Fa riferimento al turismo sessuale presente in molti paesi ancora oggi. Anche qui l’idea è quella coloniale, e neoliberista, che si lega alla proprietà dei corpi femminili.
Il turismo sessuale, e la sua banalizzazione, dimostra fino a che punto le visioni fantastiche dei territori abbiano sopravvissuto fino a noi e siano all’origine di stupri che proseguono. Questi «flussi» si dirigono principalmente dai paesi del Nord verso quelli del Sud del mondo. Il turismo sessuale esiste da diversi secoli, ne troviamo tracce già anche nella penna di Flaubert, ma il neoliberismo moderno ha permesso al turismo di massa di essere integrato alle reti locali di prostituzione. Nell’immaginario del turista sessuale, le donne e i bambini diventano una merce di consumo come un’altra, con specificità proprie di ogni paese; e qui ritroviamo la feticizzazione. La domanda è in aumento ed è una delle sfide contemporanee.

Ella Maillart e Annemarie Schwarzenbach sono tra le moltissime che nomina e che hanno sfidato la mentalità del loro tempo. Hanno descritto i luoghi visti con le parole delle donne. In che cosa si distingue la storia che ci consegnano?
Nei paesi segnati da una forte segregazione sessuale, i viaggiatori non hanno accesso agli spazi femminili. Al contrario, le viaggiatrici possono avere accesso agli spazi maschili. Ciò è legato al fatto che la viaggiatrice non è completamente percepita come una donna, può sottrarsi alla sua performance di genere. In questo senso, le viaggiatrici sono coloro che ci hanno riportato i racconti più completi, hanno potuto andare ovunque. Mentre nei racconti maschili, una parte del mondo è scomparsa, e quindi una parte della storia (la questione degli harem, che ho evocato nel mio libro, è un esempio piuttosto significativo). Oltre alla questione stessa dell’uguaglianza, privilegiare solo i racconti maschili pone la questione della verità e della restituzione del reale.

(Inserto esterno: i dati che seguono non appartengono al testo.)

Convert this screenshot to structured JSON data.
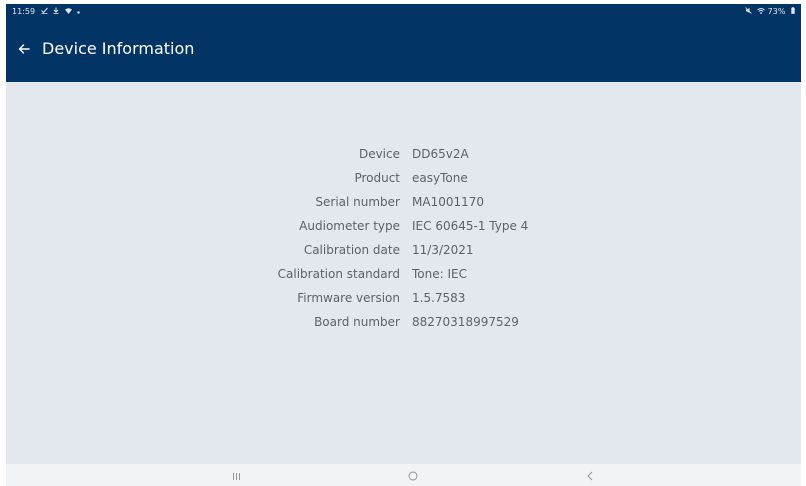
{
  "status_bar": {
    "time": "11:59",
    "left_icons": [
      "check-icon",
      "download-icon",
      "wifi-icon",
      "dot-icon"
    ],
    "battery": "73%",
    "right_icons": [
      "mute-icon",
      "wifi-icon",
      "battery-icon"
    ]
  },
  "app_bar": {
    "title": "Device Information",
    "back_icon": "arrow-left-icon"
  },
  "device_info": [
    {
      "label": "Device",
      "value": "DD65v2A"
    },
    {
      "label": "Product",
      "value": "easyTone"
    },
    {
      "label": "Serial number",
      "value": "MA1001170"
    },
    {
      "label": "Audiometer type",
      "value": "IEC 60645-1 Type 4"
    },
    {
      "label": "Calibration date",
      "value": "11/3/2021"
    },
    {
      "label": "Calibration standard",
      "value": "Tone: IEC"
    },
    {
      "label": "Firmware version",
      "value": "1.5.7583"
    },
    {
      "label": "Board number",
      "value": "88270318997529"
    }
  ],
  "nav_bar": {
    "recents_icon": "recents-icon",
    "home_icon": "home-icon",
    "back_icon": "back-chevron-icon"
  },
  "colors": {
    "app_bar": "#033466",
    "content_bg": "#e3e7ee",
    "text": "#5e6268",
    "nav_bar": "#f2f3f6"
  }
}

Nel suo libro «L’usage du thé» (edito da Flammarion nel 2022 e in corso di traduzione per Tlon), prosegue il percorso tra viaggio e immaginario. In che modo il tè incrocia la storia del mondo?
Il tè è una pianta nata diversi millenni fa in Cina, che ha dovuto attraversare le steppe dell’Asia centrale e gli oceani per arrivare fino a noi in Europa. È una bevanda avventurosa, la cui storia è attraversata da carovane, storie di crimini, spionaggio, colonizzazione, tratta degli schiavi. È quindi una bevanda in movimento. Eppure, paradossalmente, il tè si beve in un momento di «ricentramento», di ritiro dal mondo. È questo che ho voluto esplorare nel mio nuovo libro: la grande storia attraversata dalle piccole storie intime di viaggiatrici e viaggiatori.